Wizards and clerics are said to be unable to cast the same spells, but clerics exist who worship gods of magic, and gain arcane knowledge along with their healing lore. With enough study, wizards have successfully demonstrated that they can cast healing spells, though with some side effects (the dragon-pig, it is said, produced excellent bacon).

Druids are thought to be exclusively associated with nature, but there are orders of urban druids who recognize the city as their ecosystem, who have demonstrated powerful control over concrete, stone, and metal in the same way that forest druids shape dirt, water, and life.

Clerics have been forced to cast spells without their rituals in times of great duress.

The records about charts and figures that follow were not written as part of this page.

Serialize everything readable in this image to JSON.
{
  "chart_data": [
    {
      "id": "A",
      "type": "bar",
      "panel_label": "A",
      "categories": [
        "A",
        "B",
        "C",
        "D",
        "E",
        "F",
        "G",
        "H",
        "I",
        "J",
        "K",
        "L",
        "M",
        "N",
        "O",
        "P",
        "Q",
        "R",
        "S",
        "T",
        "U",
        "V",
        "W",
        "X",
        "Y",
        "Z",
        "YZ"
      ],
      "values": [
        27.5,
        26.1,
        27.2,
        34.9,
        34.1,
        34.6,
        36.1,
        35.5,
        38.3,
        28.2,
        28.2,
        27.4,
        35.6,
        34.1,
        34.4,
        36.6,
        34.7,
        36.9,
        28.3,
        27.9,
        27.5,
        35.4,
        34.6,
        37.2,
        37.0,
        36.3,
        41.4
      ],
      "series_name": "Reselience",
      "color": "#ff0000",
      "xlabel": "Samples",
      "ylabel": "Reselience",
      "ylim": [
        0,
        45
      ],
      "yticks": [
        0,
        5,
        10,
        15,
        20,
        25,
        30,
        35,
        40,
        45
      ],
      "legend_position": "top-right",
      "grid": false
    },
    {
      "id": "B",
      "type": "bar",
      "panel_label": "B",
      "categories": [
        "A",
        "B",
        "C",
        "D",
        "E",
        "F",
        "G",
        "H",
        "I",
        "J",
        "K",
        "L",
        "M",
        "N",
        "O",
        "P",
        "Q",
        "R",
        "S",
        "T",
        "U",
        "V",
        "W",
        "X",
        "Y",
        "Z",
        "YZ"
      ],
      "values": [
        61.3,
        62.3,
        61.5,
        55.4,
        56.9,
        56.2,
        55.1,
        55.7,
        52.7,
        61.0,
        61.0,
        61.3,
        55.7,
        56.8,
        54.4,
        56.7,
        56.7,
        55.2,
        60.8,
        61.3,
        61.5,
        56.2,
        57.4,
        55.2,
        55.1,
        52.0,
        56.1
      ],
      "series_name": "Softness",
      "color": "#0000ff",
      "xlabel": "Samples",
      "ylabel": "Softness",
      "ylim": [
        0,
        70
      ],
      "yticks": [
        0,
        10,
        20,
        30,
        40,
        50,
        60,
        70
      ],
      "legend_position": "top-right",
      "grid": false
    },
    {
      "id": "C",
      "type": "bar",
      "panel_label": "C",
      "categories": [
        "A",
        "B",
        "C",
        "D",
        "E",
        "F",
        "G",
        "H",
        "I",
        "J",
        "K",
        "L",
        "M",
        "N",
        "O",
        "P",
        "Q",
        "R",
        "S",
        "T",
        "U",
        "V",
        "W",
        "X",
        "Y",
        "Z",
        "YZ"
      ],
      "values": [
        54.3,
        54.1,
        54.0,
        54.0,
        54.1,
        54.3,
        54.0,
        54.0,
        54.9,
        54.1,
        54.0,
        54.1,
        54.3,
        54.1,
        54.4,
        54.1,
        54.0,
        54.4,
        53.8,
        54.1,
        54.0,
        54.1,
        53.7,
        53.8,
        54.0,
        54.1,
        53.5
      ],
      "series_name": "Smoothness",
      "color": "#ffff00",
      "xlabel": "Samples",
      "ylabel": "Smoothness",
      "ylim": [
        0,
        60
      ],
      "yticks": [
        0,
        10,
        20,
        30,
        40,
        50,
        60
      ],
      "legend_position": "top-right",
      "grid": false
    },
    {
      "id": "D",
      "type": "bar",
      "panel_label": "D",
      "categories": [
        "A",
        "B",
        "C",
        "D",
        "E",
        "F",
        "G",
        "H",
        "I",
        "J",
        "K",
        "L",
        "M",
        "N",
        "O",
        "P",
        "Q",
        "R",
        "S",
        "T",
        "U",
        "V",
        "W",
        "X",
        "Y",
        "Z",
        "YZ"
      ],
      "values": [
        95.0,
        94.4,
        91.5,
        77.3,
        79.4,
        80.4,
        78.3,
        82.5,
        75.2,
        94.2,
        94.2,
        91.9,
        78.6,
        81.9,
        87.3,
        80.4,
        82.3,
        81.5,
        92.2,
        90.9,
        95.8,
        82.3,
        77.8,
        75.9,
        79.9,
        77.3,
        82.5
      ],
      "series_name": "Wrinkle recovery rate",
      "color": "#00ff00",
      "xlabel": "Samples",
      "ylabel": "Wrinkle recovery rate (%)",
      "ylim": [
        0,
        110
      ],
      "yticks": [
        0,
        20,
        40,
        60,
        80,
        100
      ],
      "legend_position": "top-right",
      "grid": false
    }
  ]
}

It is well documented how a powerful sorcerer proceeded to demonstrate in front of a group of spellcasters her ability to cast any spell from any class's spell casting list. She was then lynched by an angry group of apprentices and acolytes, and subsequently exploded upon death, laying waste to half a city.

The established hierarchies are extremely sensitive to any mention of unified spell theory. It pays them to remain apart, to convince people that they must devote their entire lives to whatever cause the recruiting organization espouses.

Almost always, high-level wizards, clerics, warlocks, and bards do not send their children to any school resembling those they attended. This indicates to me how untenable the current system is, and how crucial a discussion of radical theory might be towards setting wizardly schools (indeed, all magical schools) back on the path of nurturing students, and not profit.

So, what is magic?

Whatever you want it to be. The evidence is there, and my case has been made. I urge you, if you prize intellectual freedom, to discuss this with your casting friends. Ideas, as Rindick the Befuddled once said, are harder to pin down than a greased, horny toad-eel-pig that sees a potential mate.

I wish you luck, in magic as in life.

Inquisitorial Note: This manuscript, as found in draft form right next to a printing press, is damning evidence against the accused. We will find out how he learned these things after the trial. Please send this by courier to Beyblick Arron, c-e Quarter 12, Const. 0128, Farthern Wing.